What covid taught me about overplanning..

Ankita Agarwal
3 min readMar 28, 2022

I am obsessed about making plans and structures and goals and whatnot. It wouldn’t be an exaggeration if I said I have an excel sheet called my life goals where I have laid out my short term, mid term and long term plan and then broken them down by specific activities by month. And it doesn’t stop there. I even diligently track and monitor it weekly to see how am I faring with respect to those goals and plans.

It helps me immensely to stay focused and on track. But often time I have had people telling me that maybe I am overplanning, maybe I am obsessive about goals and milestones and not living life each day. Life is unpredictable and the beauty of life is in living each moment and taking risks rather than having everything laid out. I would brush this off confidently citing way too many situations and examples where planning has helped me. Yes I was over confident but somewhere I was scared not to have a plan for something.

But then covid happened. I still remember sitting in my hotel room during my annual vacation on the night of 31st December 2020 and making my annual plan for the year. Yes, I diligently did that and followed through.. most of them.

Little did I know that the world is going to go through the worst pandemic ever and with that our lives are going to turn upside down. We will need to redefine our habits, our work and most importantly our lives..

For couple of months I lived in daze. I didn’t know what to do, how to approach this new reality and how to sail through this. And that led to anxiety and fear of not being in control, fear of helplessness. This fear and anxiety led to more languishing and before I realized I was in this circuitous hell of helplessness à anxiety à languishing à helplessness.

It took me a loads of willpower to come out of that slumber of depression and helplessness and make sense of this new situation.

And I decided to put my planning skill to use to create an “unplan”. Yes I call that an unplan because I gave myself a month to just go with the flow. Not plan anything. Anything. Just take each day as it comes and observe my feelings, emotions and activities. I didn’t expect myself to suddenly start loving ambiguity, suddenly change as a person but I started embracing a bit of ambiguity in life and being ok with that emotionally.

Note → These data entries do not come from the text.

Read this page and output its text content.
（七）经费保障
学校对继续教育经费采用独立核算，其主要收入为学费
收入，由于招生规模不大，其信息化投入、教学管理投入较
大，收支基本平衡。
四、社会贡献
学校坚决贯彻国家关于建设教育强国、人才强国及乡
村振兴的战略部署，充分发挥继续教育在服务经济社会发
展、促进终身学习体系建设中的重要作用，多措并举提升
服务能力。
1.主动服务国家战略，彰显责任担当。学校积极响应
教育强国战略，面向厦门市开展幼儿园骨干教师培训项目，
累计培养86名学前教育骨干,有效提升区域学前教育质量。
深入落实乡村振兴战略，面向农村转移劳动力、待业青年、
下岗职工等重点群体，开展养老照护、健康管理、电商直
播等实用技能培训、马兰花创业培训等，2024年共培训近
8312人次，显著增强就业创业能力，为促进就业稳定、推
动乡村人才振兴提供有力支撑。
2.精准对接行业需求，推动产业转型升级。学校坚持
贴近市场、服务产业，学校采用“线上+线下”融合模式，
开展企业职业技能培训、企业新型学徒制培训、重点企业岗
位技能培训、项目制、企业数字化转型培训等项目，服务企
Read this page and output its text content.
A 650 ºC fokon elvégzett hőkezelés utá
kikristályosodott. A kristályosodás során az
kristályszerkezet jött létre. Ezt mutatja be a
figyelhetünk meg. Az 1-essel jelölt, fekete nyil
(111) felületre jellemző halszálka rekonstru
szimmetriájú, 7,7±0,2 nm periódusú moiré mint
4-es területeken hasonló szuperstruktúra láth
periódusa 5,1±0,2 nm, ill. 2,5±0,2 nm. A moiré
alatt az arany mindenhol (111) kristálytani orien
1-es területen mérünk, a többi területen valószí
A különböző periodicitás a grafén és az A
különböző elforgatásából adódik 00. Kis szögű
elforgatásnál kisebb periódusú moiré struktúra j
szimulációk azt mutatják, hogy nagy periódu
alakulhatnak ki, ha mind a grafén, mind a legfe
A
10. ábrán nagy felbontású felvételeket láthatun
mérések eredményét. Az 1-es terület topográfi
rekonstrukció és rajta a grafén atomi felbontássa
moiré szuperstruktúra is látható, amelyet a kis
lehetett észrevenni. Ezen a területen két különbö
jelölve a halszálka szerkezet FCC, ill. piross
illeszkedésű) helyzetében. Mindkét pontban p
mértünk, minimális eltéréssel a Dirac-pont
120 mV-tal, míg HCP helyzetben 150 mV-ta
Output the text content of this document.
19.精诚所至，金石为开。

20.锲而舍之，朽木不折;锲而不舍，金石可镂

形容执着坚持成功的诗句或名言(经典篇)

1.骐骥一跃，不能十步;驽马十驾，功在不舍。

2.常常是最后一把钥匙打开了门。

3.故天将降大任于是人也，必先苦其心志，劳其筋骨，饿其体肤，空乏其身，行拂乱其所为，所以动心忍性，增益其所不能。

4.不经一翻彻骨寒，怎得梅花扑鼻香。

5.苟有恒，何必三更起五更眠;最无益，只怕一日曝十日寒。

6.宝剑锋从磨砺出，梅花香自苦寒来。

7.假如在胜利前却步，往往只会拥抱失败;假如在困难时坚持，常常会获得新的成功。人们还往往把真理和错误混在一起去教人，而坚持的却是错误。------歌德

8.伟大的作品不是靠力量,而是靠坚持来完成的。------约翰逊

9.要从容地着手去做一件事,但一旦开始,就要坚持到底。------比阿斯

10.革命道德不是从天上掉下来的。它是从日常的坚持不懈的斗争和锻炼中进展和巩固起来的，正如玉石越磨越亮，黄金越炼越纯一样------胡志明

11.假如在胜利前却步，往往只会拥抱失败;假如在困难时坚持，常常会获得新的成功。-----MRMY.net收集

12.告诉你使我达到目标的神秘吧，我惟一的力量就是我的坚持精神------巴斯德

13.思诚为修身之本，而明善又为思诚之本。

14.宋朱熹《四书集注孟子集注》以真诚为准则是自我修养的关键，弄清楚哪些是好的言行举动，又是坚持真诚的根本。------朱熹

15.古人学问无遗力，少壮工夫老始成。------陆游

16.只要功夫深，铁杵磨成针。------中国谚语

Doing this for a month, gave me the much needed energy and emotional balance to take small steps towards taking a planned approach towards few things in life while leaving few things to chance.

Right now, when I am writing this article, I have been able to get back on track with my habit of planning but I also consciously make an effort to weave in my new found love of living in the moment in between. This helps me to discover things by happenstance and grow as a person. At the same time, my planning keeps me closer to my goals and keep chasing my dreams!